Well, I'm back...I mean, I've been back, I just haven't written lately. I've been way too busy with work and the girlfriend.
Seems I've messed up again.
While I was in Cleveland I got really drunk and wound up kissing some girl with a mohawk. (right in front of Valorie) When she asked me about it and I immediately denied it...
then I admitted it...
then I forced her to break up with me.
Now why would I do such horrible things? I mean, anyone who really knows me knows that I'm usually not this unabashedly cruel. Answer?????
I don't Know
Matter of fact, I only know what I just told you based on an eyewitness account... Valorie.
Now here comes the dilemma.
I have always conceeded that drinking is not an excuse for what you do drunk. But what about when your body continues on without your minds consent?
But I also believe that the cure for substance abuse (alcohol in this case) is not won by cutting it totally out of your life. People can responsibly use alcohol, and previous to the last year or so, so could I. However only in the last two years has "Blacking Out" been a problem that I have encountered.
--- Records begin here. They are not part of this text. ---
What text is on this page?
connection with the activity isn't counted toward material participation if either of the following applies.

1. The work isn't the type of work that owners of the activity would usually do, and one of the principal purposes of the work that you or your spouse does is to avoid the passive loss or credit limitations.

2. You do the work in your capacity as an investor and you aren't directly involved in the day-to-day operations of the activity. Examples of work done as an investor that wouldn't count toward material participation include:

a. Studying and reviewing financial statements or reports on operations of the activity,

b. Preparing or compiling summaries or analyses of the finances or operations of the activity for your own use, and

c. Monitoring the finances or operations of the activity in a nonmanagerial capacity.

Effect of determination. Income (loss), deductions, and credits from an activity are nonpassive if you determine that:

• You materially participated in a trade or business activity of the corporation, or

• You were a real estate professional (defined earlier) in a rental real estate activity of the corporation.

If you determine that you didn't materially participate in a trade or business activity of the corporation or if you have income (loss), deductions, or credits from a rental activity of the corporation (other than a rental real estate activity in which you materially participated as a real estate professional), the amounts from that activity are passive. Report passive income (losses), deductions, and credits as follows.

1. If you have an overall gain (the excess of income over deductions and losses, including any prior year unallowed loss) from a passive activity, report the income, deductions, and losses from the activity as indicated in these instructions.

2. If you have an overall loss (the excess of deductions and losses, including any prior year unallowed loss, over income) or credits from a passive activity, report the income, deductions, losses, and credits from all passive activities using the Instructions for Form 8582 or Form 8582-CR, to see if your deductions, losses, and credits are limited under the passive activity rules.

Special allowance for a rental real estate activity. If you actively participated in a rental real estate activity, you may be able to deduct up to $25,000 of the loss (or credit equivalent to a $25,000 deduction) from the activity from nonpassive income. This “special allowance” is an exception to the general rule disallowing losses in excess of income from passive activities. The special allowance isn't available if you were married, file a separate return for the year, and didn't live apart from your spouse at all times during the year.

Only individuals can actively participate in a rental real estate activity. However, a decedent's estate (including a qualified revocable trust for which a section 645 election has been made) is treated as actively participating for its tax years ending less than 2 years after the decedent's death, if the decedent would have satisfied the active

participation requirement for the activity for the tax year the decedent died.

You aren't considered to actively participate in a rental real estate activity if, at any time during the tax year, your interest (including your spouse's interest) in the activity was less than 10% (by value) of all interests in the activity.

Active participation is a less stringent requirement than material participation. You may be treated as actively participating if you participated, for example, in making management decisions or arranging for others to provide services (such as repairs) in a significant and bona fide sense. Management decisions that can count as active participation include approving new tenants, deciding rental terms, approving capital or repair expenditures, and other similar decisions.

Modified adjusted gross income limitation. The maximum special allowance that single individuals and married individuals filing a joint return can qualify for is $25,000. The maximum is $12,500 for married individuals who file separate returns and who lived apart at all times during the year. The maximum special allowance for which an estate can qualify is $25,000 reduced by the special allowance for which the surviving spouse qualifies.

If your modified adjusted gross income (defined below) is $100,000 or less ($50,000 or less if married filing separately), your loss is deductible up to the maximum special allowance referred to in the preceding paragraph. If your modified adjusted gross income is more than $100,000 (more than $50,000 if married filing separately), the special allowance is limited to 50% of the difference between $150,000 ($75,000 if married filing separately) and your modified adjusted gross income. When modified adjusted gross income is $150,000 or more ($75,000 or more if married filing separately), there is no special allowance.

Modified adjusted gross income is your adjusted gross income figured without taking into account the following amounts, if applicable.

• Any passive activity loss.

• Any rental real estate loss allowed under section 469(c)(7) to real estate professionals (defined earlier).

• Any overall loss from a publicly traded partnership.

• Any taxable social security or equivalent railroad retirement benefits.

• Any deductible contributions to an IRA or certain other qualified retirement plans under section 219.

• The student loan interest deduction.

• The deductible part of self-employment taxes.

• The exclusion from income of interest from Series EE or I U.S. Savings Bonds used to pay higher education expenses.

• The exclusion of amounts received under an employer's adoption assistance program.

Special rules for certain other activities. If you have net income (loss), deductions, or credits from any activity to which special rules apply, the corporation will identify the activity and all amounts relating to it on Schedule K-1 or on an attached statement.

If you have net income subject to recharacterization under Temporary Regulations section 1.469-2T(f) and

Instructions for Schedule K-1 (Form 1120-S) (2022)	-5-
Valorie clamours, "I can control my drinking, and you're the one who taught me that. Why can't you?"
I answer, "I don't know."
Other than a theory of "running on auto-pilot" I really don't.
And now because of alcohol, I run the risk of losing the woman I love.
Logic would dictate, stop drinking. But, and it's not that "I must have alcohol" because truly, you can ask Valorie how much I drink... (very few and far between) I just need to learn to stop drinking when I'm already drunk. When I'm drunk there is no problem. When I'm Blacked out a whole new persona rises that's as lethal as PDS Plutonium. (imagine my regular PDS persona amplified about 100,000,000X)
I suppossedly have one more chance on Halloween to prove myself in Valorie's eyes that I won't hurt her upon being drunk. And trust me I don't want to mess that up. (so don't think I haven't thought about not drinking)
But, The proving is not based upon me sober. It's based upon me drunk. So in effect, I MUST drink and prove my competence.
That is if she doesn't leave me before we get to Halloween. (less than a week away) A part of me wants her to leave. I can't stand her being mad at me and being so close to her. When I see her all I want to do is hold her and kiss her (No, I don't call her George), and as of late she doesn't want to be near me. (so it really hurts internaly)
Other than all of this mess, I'm resuming work on the million website march I've been putting off. Freespeechforsale.com, Mattthepm.com, Dictionaraoke.org, Pimpdaddysupreme.com, Etc...
I need to work on more music as well, as long as I can get away from work and still pay the bills, that will be great.
Now if I could only get a hug, I might not lose my mind.